My Lords, my noble friends have been tempted to move into the next group of amendments. I can see why, as bail and detention are so inextricably intertwined, but I will try to resist that temptation. I would say that the question of bail has been raised on successive immigration Bills, and many of us remember that historic repeal by Labour of the clause that would have brought in automatic bail. This issue has a direct bearing on the next group of amendments and the old problem of the inadequacy of initial decisions.
I will simply quote here the words of the highly regarded Detention Forum, which was mentioned by my noble friend Lord Hylton.

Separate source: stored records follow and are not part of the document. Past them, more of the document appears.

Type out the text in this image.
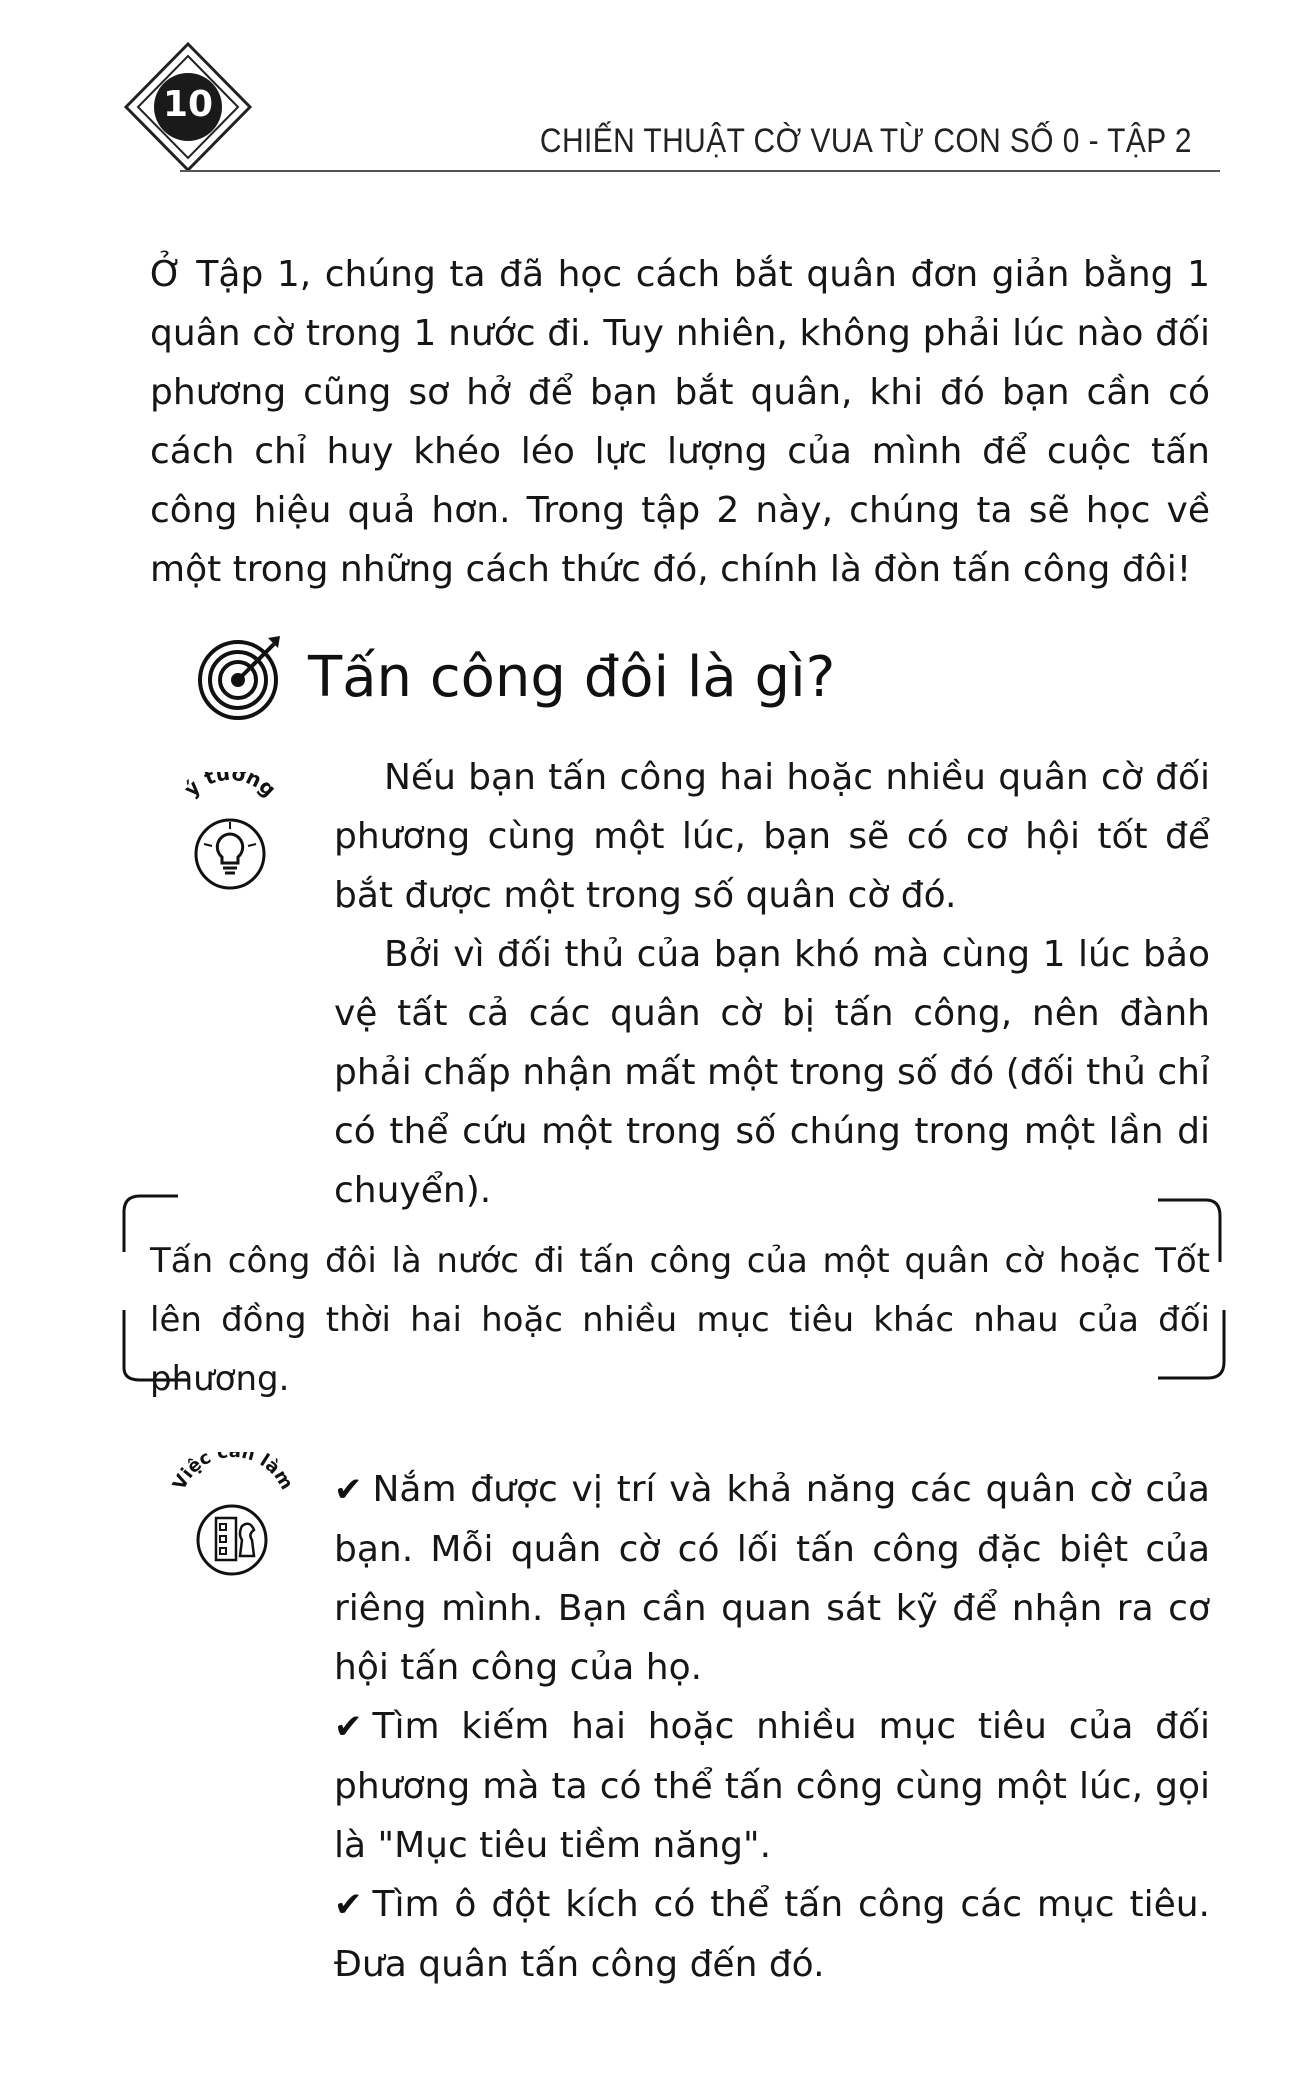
10
CHIẾN THUẬT CỜ VUA TỪ CON SỐ 0 - TẬP 2
Ở Tập 1, chúng ta đã học cách bắt quân đơn giản bằng 1 quân cờ trong 1 nước đi. Tuy nhiên, không phải lúc nào đối phương cũng sơ hở để bạn bắt quân, khi đó bạn cần có cách chỉ huy khéo léo lực lượng của mình để cuộc tấn công hiệu quả hơn. Trong tập 2 này, chúng ta sẽ học về một trong những cách thức đó, chính là đòn tấn công đôi!
Tấn công đôi là gì?
ý tưởng	Nếu bạn tấn công hai hoặc nhiều quân cờ đối phương cùng một lúc, bạn sẽ có cơ hội tốt để bắt được một trong số quân cờ đó.

Bởi vì đối thủ của bạn khó mà cùng 1 lúc bảo vệ tất cả các quân cờ bị tấn công, nên đành phải chấp nhận mất một trong số đó (đối thủ chỉ có thể cứu một trong số chúng trong một lần di chuyển).

Tấn công đôi là nước đi tấn công của một quân cờ hoặc Tốt lên đồng thời hai hoặc nhiều mục tiêu khác nhau của đối phương.
Việc c n làm ✔ Nắm được vị trí và khả năng các quân cờ của bạn. Mỗi quân cờ có lối tấn công đặc biệt của riêng mình. Bạn cần quan sát kỹ để nhận ra cơ hội tấn công của họ.

✔ Tìm kiếm hai hoặc nhiều mục tiêu của đối phương mà ta có thể tấn công cùng một lúc, gọi là "Mục tiêu tiềm năng".

✔ Tìm ô đột kích có thể tấn công các mục tiêu. Đưa quân tấn công đến đó.
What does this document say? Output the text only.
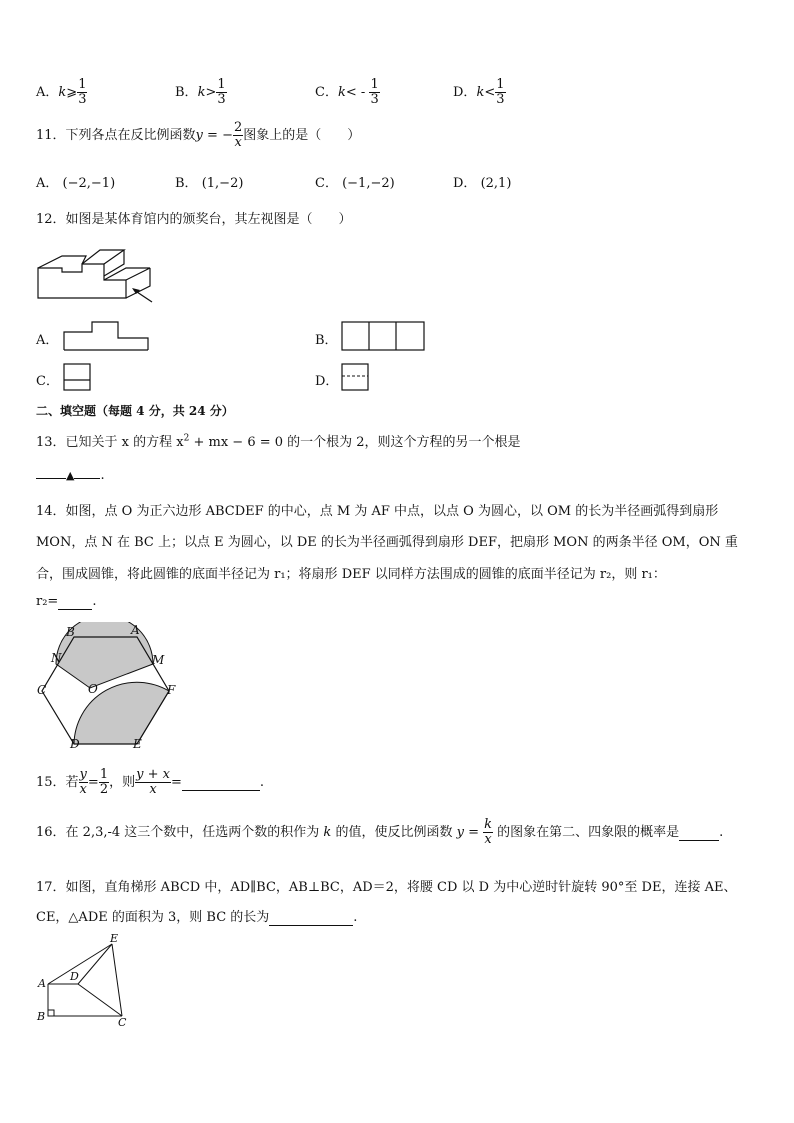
A．k⩾ $\frac{1}{3}$	B．$k> \frac{1}{3}$	C．$k< - \frac{1}{3}$	D．$k< \frac{1}{3}$
11．下列各点在反比例函数y = − $\frac{2}{x}$ 图象上的是（　　）
A． (−2,−1)	B． (1,−2)	C． (−1,−2)	D． (2,1)
12．如图是某体育馆内的颁奖台，其左视图是（　　）
A．	B．
C．	D．
二、填空题（每题 4 分，共 24 分）
13．已知关于 x 的方程 $x^2$ + mx − 6 = 0 的一个根为 2，则这个方程的另一个根是
▲ .
14．如图，点 O 为正六边形 ABCDEF 的中心，点 M 为 AF 中点，以点 O 为圆心，以 OM 的长为半径画弧得到扇形
MON，点 N 在 BC 上；以点 E 为圆心，以 DE 的长为半径画弧得到扇形 DEF，把扇形 MON 的两条半径 OM，ON 重
合，围成圆锥，将此圆锥的底面半径记为 r₁；将扇形 DEF 以同样方法围成的圆锥的底面半径记为 r₂，则 r₁：
r₂=	.
B	A
N	M
C	O	F
D	E
15．若 $\frac{y}{x} = \frac{1}{2}$ ，则 $\frac{y + x}{x}$ =	.
16．在 2,3,-4 这三个数中，任选两个数的积作为 k 的值，使反比例函数 $y = \frac{k}{x}$ 的图象在第二、四象限的概率是	.
17．如图，直角梯形 ABCD 中，AD∥BC，AB⊥BC，AD＝2，将腰 CD 以 D 为中心逆时针旋转 90°至 DE，连接 AE、
CE，△ADE 的面积为 3，则 BC 的长为	.
A
B	C
D
E
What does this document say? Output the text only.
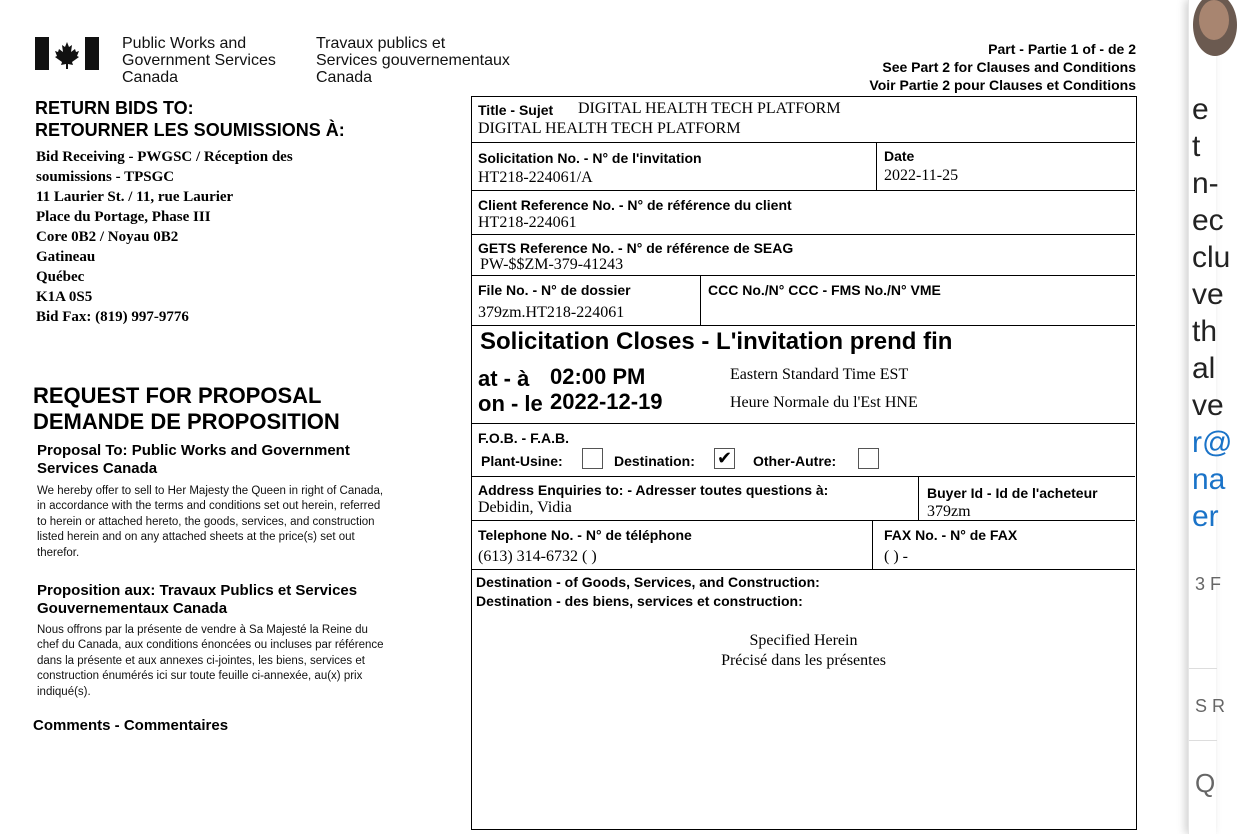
Public Works and
Government Services
Canada
Travaux publics et
Services gouvernementaux
Canada
Part - Partie 1 of - de 2
See Part 2 for Clauses and Conditions
Voir Partie 2 pour Clauses et Conditions
RETURN BIDS TO:
RETOURNER LES SOUMISSIONS À:
Bid Receiving - PWGSC / Réception des
soumissions - TPSGC
11 Laurier St. / 11, rue Laurier
Place du Portage, Phase III
Core 0B2 / Noyau 0B2
Gatineau
Québec
K1A 0S5
Bid Fax: (819) 997-9776
REQUEST FOR PROPOSAL
DEMANDE DE PROPOSITION
Proposal To: Public Works and Government Services Canada
We hereby offer to sell to Her Majesty the Queen in right of Canada, in accordance with the terms and conditions set out herein, referred to herein or attached hereto, the goods, services, and construction listed herein and on any attached sheets at the price(s) set out therefor.
Proposition aux: Travaux Publics et Services Gouvernementaux Canada
Nous offrons par la présente de vendre à Sa Majesté la Reine du chef du Canada, aux conditions énoncées ou incluses par référence dans la présente et aux annexes ci-jointes, les biens, services et construction énumérés ici sur toute feuille ci-annexée, au(x) prix indiqué(s).
Comments - Commentaires
Title - Sujet DIGITAL HEALTH TECH PLATFORM
DIGITAL HEALTH TECH PLATFORM
Solicitation No. - N° de l'invitation
HT218-224061/A
Date
2022-11-25
Client Reference No. - N° de référence du client
HT218-224061
GETS Reference No. - N° de référence de SEAG
PW-$$ZM-379-41243
File No. - N° de dossier
379zm.HT218-224061
CCC No./N° CCC - FMS No./N° VME
Solicitation Closes - L'invitation prend fin
at - à 02:00 PM
on - le 2022-12-19
Eastern Standard Time EST
Heure Normale du l'Est HNE
F.O.B. - F.A.B.
Plant-Usine:	Destination: ✔ Other-Autre:
Address Enquiries to: - Adresser toutes questions à:
Debidin, Vidia
Buyer Id - Id de l'acheteur
379zm
Telephone No. - N° de téléphone
(613) 314-6732 ( )
FAX No. - N° de FAX
( ) -
Destination - of Goods, Services, and Construction:
Destination - des biens, services et construction:
Specified Herein
Précisé dans les présentes
e
t
n-
ec
clu
ve
th
al
ve
r@
na
er
3 F
S R
Q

It said:
“Given the lack of automatic bail hearings for individuals who have been detained, and without the initial decision to detain being sanctioned by any kind of legal proceeding, the lack of effective case-working has serious and damaging consequences”.
I have had some experience of visiting detention centres where there are a lot of patient and courageous visitors who, just like the inmates themselves, have become frustrated with the system. There are some who have committed serious offences but there are genuine migrants and asylum seekers in their hundreds, anxiously awaiting either sentences or appeals for crimes that they have not committed. I understand that in 2014, more than 30,000 individuals were detained but only 12,000 removed. I support the later amendments on the need for a time limit to detention but I will not mention that now. We have already heard the example of Yarl’s Wood and of the work of the Shaw report, so I will leave that for later.